友人からお金を借りてはいけない

友人からお金を借りると人間関係にヒビが入る

 今から20年ほど前に二人で一緒に仕事をしていた仲間に15万円騙し取られました。

 

彼は他社の人で応援に来てもらって一緒に仕事をしていました。

 

仕事態度は真面目でした。その彼が「来月分の部屋代を貸してほしい」というのです。

 

話を聞けば、奥さんが経営する美容院(鹿児島県)で雇っていた美容師の連帯保証人になり、多額の借金を背負ってしまったというのです。

 

そして、給料の殆どを奥さんに送っているというのです。「社長に貸してもらったら?」と聞くと、「入社間もないので貸してもらえない」とのことでした。可哀そうに思い、1か月分の部屋代を貸しました。

 

その後少し間をおいて、後2カ月分の家賃を貸してほしいといってきました。彼はなんと3ヶ月分の家賃を滞納していたのです。彼は「鹿児島にいったん帰って親からお金を貰ってくる。それで返済する」というので2カ月分の家賃を貸しました。

 

その後、鹿児島から戻ってきた彼が私に返済したのはなんと1万円だけでした。私は鹿児島の彼の実家に電話してお母さんと話してみました。

 

彼の奥さんは確かに美容師ではあるが、美容院を経営はしていないこと、複数の友人からお金を借りて返済していないこと、どうにもならない息子だから警察にでも突き出してくれ、とのことでした。そして彼はすぐ引越ししました。引越し先はちゃんと聴き出していたのですが、札幌市内でもかなり田舎で、3回ほど行ってみましたが不在でした。

 

彼は最後に逢ったとき、「サラ金に追われている」と言っていました。私は彼に「友人に追われているのではない。逃げているだけだ。生活費を残して、後は返済に充てれば、誰も追ってこない」とハガキを書きました。連絡はありませんでした。

 

私はこの件は刑法上の詐欺にあたるのではないかと思い、弁護士に相談しました。

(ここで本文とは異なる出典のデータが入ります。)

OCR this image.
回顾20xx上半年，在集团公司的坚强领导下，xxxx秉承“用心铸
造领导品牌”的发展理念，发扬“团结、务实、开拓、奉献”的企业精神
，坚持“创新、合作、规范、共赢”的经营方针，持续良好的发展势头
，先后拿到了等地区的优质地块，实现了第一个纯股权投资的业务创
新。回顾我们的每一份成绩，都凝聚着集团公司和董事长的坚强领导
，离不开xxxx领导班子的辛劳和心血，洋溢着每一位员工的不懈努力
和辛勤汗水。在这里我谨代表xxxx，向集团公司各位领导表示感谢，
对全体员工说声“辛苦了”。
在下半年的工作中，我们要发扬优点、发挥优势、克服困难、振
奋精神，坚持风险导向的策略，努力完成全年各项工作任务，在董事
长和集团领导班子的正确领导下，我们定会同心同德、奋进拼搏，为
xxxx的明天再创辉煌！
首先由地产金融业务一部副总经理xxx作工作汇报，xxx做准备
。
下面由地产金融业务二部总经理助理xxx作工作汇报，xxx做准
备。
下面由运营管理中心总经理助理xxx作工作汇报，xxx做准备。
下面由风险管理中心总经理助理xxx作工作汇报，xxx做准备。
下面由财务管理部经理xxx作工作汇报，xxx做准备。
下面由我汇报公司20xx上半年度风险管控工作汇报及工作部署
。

弁護士の先生は「刑法上の詐欺にあたる。警察に告訴状を提出しなさい」と言ってくれました。そこで告訴状を作成し、南警察署に提出しに行きました。担当の警察官と1時間位話しましたが、結局、告訴状は受理されませんでした。受理した場合は、必ず捜査し、その結果を告訴状提出者に報告しなければならないからです。

 

結局、“お金を貸してほしい”と誰かに頼むこと自体、“火の車状態”であり、貸したお金は“焼け石に水”になり、返ってこないと考えるべきだと思うようになりました。

 

彼は結局、友人からも同僚の私からの信頼も失いました。

 

これが業者から借りたお金であれば、きちんと返済していたと思います。そうすれば信頼も失うことはなかったでしょう。

 

お金を借りる時は、知り合いからではなく、きちんとキャッシング業者から借りようと思いました。